If, on the other hand, it is appellant’s position that he did enter a plea of guilty to the offense of aggravated robbery, then he must concede that the trial judge was authorized to proceed immediately with an adjudication of his guilt for that offense, since a plea bargain cannot bind the judge. The only way he could reasonably expect to avoid that consequence would be to withdraw his guilty plea as authorized by law on account of the trial judge’s refusal to follow the prosecutor’s recommendation. And that is exactly what he did. To claim, as he now does, that the trial judge somehow bullied him into withdrawing his plea, suggests that he was really prepared to be convicted of aggravated robbery without further ado but that the judge, in order to embarrass him with repeated guilty plea hearings, refused to let him proceed. This suggestion is, of course, preposterous. Not only is it implausible on its face, but there is absolutely nothing whatsoever in the record to support it.

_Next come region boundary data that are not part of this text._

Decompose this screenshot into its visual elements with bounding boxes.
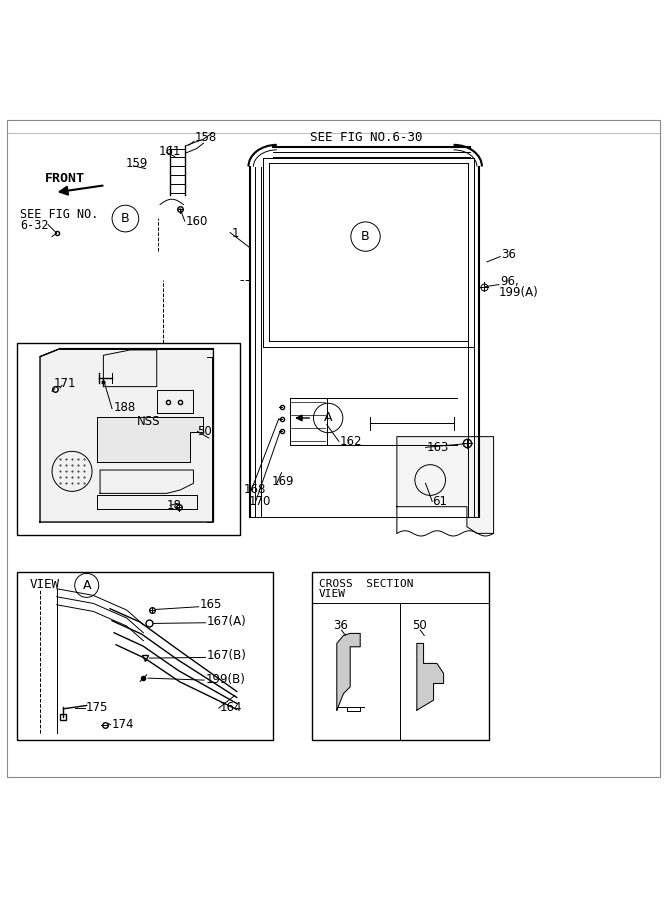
Text: 159: 159	[125, 158, 148, 170]
Text: 162: 162	[340, 435, 363, 447]
Text: 170: 170	[249, 495, 271, 508]
Text: 171: 171	[53, 376, 76, 390]
Text: 1: 1	[232, 227, 239, 239]
Text: A: A	[83, 579, 91, 592]
Bar	[17, 343, 240, 536]
Text: B: B	[121, 212, 129, 225]
Text: 168: 168	[244, 483, 267, 497]
Text: VIEW: VIEW	[30, 578, 60, 591]
Text: B: B	[362, 230, 370, 243]
Text: 163: 163	[427, 441, 450, 454]
Polygon shape	[40, 348, 213, 522]
Text: 169: 169	[272, 475, 295, 489]
Text: 167(B): 167(B)	[207, 650, 247, 662]
Text: 158: 158	[195, 131, 217, 144]
Polygon shape	[337, 634, 360, 710]
Text: 36: 36	[502, 248, 516, 261]
Text: VIEW: VIEW	[319, 589, 346, 598]
Text: 50: 50	[412, 619, 427, 632]
Text: 18: 18	[167, 499, 181, 512]
Polygon shape	[97, 417, 203, 462]
Text: 164: 164	[220, 701, 243, 715]
Text: SEE FIG NO.6-30: SEE FIG NO.6-30	[310, 131, 423, 144]
Bar	[17, 572, 273, 740]
Polygon shape	[397, 436, 494, 534]
Text: 188: 188	[113, 401, 135, 414]
Text: SEE FIG NO.: SEE FIG NO.	[20, 208, 99, 220]
Text: 199(A): 199(A)	[498, 286, 538, 299]
Text: 96,: 96,	[500, 274, 519, 288]
Text: 61: 61	[432, 495, 447, 508]
Text: 36: 36	[334, 619, 348, 632]
Text: 161: 161	[159, 145, 181, 158]
Text: 160: 160	[185, 214, 208, 228]
Text: 174: 174	[112, 718, 135, 731]
Polygon shape	[417, 644, 444, 710]
Text: CROSS  SECTION: CROSS SECTION	[319, 579, 414, 589]
Text: 175: 175	[85, 701, 108, 714]
Text: 165: 165	[200, 598, 223, 611]
Text: FRONT: FRONT	[45, 172, 85, 184]
Text: 50: 50	[197, 425, 212, 437]
Bar	[312, 572, 489, 740]
Text: NSS: NSS	[137, 415, 160, 428]
Bar	[290, 398, 327, 445]
Text: A: A	[324, 411, 332, 425]
Text: 199(B): 199(B)	[205, 673, 245, 687]
Text: 6-32: 6-32	[20, 220, 49, 232]
Text: 167(A): 167(A)	[207, 615, 247, 628]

The truth is that the proceedings which appellant now claims were successive prosecutions for the same offense were really quite typical of negotiated guilty pleas, except for one odd circumstance. The judge and the parties all preferred to speak of the first proceeding as if it were a plea to the lesser included offense of robbery rather than a bench trial for the charged offense of aggravated robbery. This was a mistake. But it does not alter the fact that, if appellant was placed in jeopardy at all in the first proceeding, it was on his plea of guilty to the offense of aggravated robbery. Because the record does not reflect, nor does appellant claim, that the aggravated robbery indictment was ever actually dismissed, or that the State ever actually agreed to dismiss it, in exchange for his guilty plea, I am satisfied that appellant did in fact plead guilty to, and was therefore put in jeopardy of conviction for, the offense of aggravated robbery.
I am not, however, prepared to accept that his later decision to withdraw that guilty plea terminated his jeopardy for aggravated robbery in such a way as to bar further judicial proceedings in the case. Were we to hold that it did, the result would be that all negotiated guilty pleas under the Code of Criminal Procedure would have adverse jeopardy consequences for the prosecution whenever the trial judge refused to implement the State’s agreed recommendation and the defendant opted to withdraw his plea. But no such result is required under the Constitution of Texas or of the United States because the first plea proceeding did not end with an *112acquittal of appellant for aggravated robbery or with his conviction for robbery, and because such proceeding was actually interrupted at appellant’s request. Moreover, it cannot fairly be said that the judge or prosecutor improperly exerted any pressure on appellant to withdraw his plea. Cf. Oregon v. Kennedy, 456 U.S. 667, 102 S.Ct. 2083, 72 L.Ed.2d 416 (1982). There is nothing in the record to support a conclusion that the trial judge would not have been willing to proceed with an adjudication of appellant’s guilt for the offense of aggravated robbery at any time after his receipt of the presentence report had appellant indicated a desire to proceed with such an adjudication at that time. Consequently, appellant was not successively prosecuted for the same offense in violation of state or federal double jeopardy prohibitions.
For these reasons, I concur in the judgment of the Court.